Closed Leandros closed 4 years ago
Unfortunately, not right now, no.
Currently it just bubbles the key event up the widget stack until either a widget matches/handles it, or it ends up with a message that the key is not bound. It's completely static and can't be changed without editing the source. In that sense it's like dwm, I guess.
I'm going to change this, but I'm not yet sure of the best way. I'm thinking about giving widgets hash tables with closures, or an enum, or a struct, or something like that.
Not sure how exactly, but key bindings will become configurable in the future.
Alright, cool. I'll keep an eye on this.
Not sure how exactly, but key bindings will become configurable in the future.
:+1: That would be great because I'm used to search with a /
( as a vim user) and in hunter I'm confused again and again with the keybinding :-\
Yeah this is very clunky right now... As a workaround you could create your own branch with the bindings you like and merge master into that when it changes. That's what I do with the vi-style bindings right now.
Actually, you don't even need a branch, just check out the hunter repo, do your changes, run git commit and merge in new updates with git pull.
I have changed the default movement key bindings to vi-style, and put the emacs-style bindings into the holy branch. This should be an improvement for most people, especially when they install it using cargo.
Making keys configurable is a bit more work, but it's coming.
I learning rust at the moment. Couldn't you just read the keybindings from a yaml config file at startup?
Yeah, but the real question is how to connect a character read from the keyboard to executing the right function. I recently got the idea to store all bindings in a hash table that maps keys to an enum variant (like Binding::MoveDown, or something) with all possible bindings. Then it's just a matter of changing all the hard coded match clauses from raw keys to use that enum.
It's not done yet, because it's not really high on my TODO list, since for me at least all bindings are custom anyway and I think the other stuff is more important. I'm running out of things to do though, so it's going to happen eventually.
thank you for your reply. As I mentioned, I am learning rust. I was planning to write a terminal file browser once I finished the podcatcher I am working on now. I plan to read through your code when I have time. if you have any low level stuff you need done, I am glad to help.

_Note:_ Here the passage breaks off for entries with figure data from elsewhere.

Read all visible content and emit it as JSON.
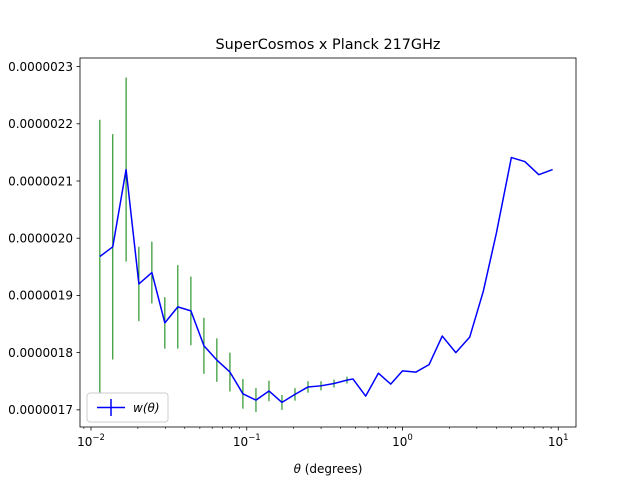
{
  "chart_data": {
    "type": "line",
    "title": "SuperCosmos x Planck 217GHz",
    "xlabel_symbol": "θ",
    "xlabel_unit": " (degrees)",
    "ylabel": "",
    "xscale": "log",
    "xlim": [
      0.0085,
      13
    ],
    "ylim": [
      1.67e-06,
      2.315e-06
    ],
    "x_ticks": [
      {
        "value": 0.01,
        "base": "10",
        "exp": "−2"
      },
      {
        "value": 0.1,
        "base": "10",
        "exp": "−1"
      },
      {
        "value": 1,
        "base": "10",
        "exp": "0"
      },
      {
        "value": 10,
        "base": "10",
        "exp": "1"
      }
    ],
    "y_ticks": [
      {
        "value": 1.7e-06,
        "label": "0.0000017"
      },
      {
        "value": 1.8e-06,
        "label": "0.0000018"
      },
      {
        "value": 1.9e-06,
        "label": "0.0000019"
      },
      {
        "value": 2e-06,
        "label": "0.0000020"
      },
      {
        "value": 2.1e-06,
        "label": "0.0000021"
      },
      {
        "value": 2.2e-06,
        "label": "0.0000022"
      },
      {
        "value": 2.3e-06,
        "label": "0.0000023"
      }
    ],
    "series": [
      {
        "name_symbol": "w(θ)",
        "line_color": "#0000ff",
        "errorbar_color": "#008000",
        "x": [
          0.0114,
          0.0138,
          0.0168,
          0.0203,
          0.0246,
          0.0298,
          0.0361,
          0.0438,
          0.0531,
          0.0643,
          0.078,
          0.0945,
          0.1146,
          0.1389,
          0.1683,
          0.204,
          0.2473,
          0.2997,
          0.3633,
          0.4403,
          0.4806,
          0.58,
          0.7,
          0.84,
          1.0,
          1.22,
          1.48,
          1.8,
          2.2,
          2.7,
          3.3,
          4.0,
          5.0,
          6.1,
          7.5,
          9.2
        ],
        "y": [
          1.968e-06,
          1.985e-06,
          2.12e-06,
          1.92e-06,
          1.94e-06,
          1.852e-06,
          1.88e-06,
          1.873e-06,
          1.812e-06,
          1.787e-06,
          1.766e-06,
          1.728e-06,
          1.717e-06,
          1.733e-06,
          1.713e-06,
          1.727e-06,
          1.74e-06,
          1.742e-06,
          1.746e-06,
          1.752e-06,
          1.754e-06,
          1.724e-06,
          1.764e-06,
          1.745e-06,
          1.768e-06,
          1.766e-06,
          1.779e-06,
          1.829e-06,
          1.8e-06,
          1.827e-06,
          1.907e-06,
          2.008e-06,
          2.141e-06,
          2.134e-06,
          2.111e-06,
          2.12e-06
        ],
        "err": [
          2.39e-07,
          1.97e-07,
          1.61e-07,
          6.5e-08,
          5.4e-08,
          4.5e-08,
          7.3e-08,
          6e-08,
          4.9e-08,
          3.8e-08,
          3.4e-08,
          2.6e-08,
          2.1e-08,
          1.8e-08,
          1.3e-08,
          1.1e-08,
          1e-08,
          8e-09,
          7e-09,
          6e-09,
          null,
          null,
          null,
          null,
          null,
          null,
          null,
          null,
          null,
          null,
          null,
          null,
          null,
          null,
          null,
          null
        ]
      }
    ],
    "legend_position": "lower left",
    "grid": false
  }
}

Latest commit adds custom key bindings. It's pretty flexible in that it supports "dynamic" key binds, where you can map GotoTab(n) to any F key, so that it automatically switches to the right tab when you press F. I also added some more bindings by default and changed some like "S" -> Ctrl(s).
Forgot to add this to the README, but it can also parse A-
If there are bugs or missing stuff let me know.
Is it possible to change the keybindings? Or would I have to change the source for that?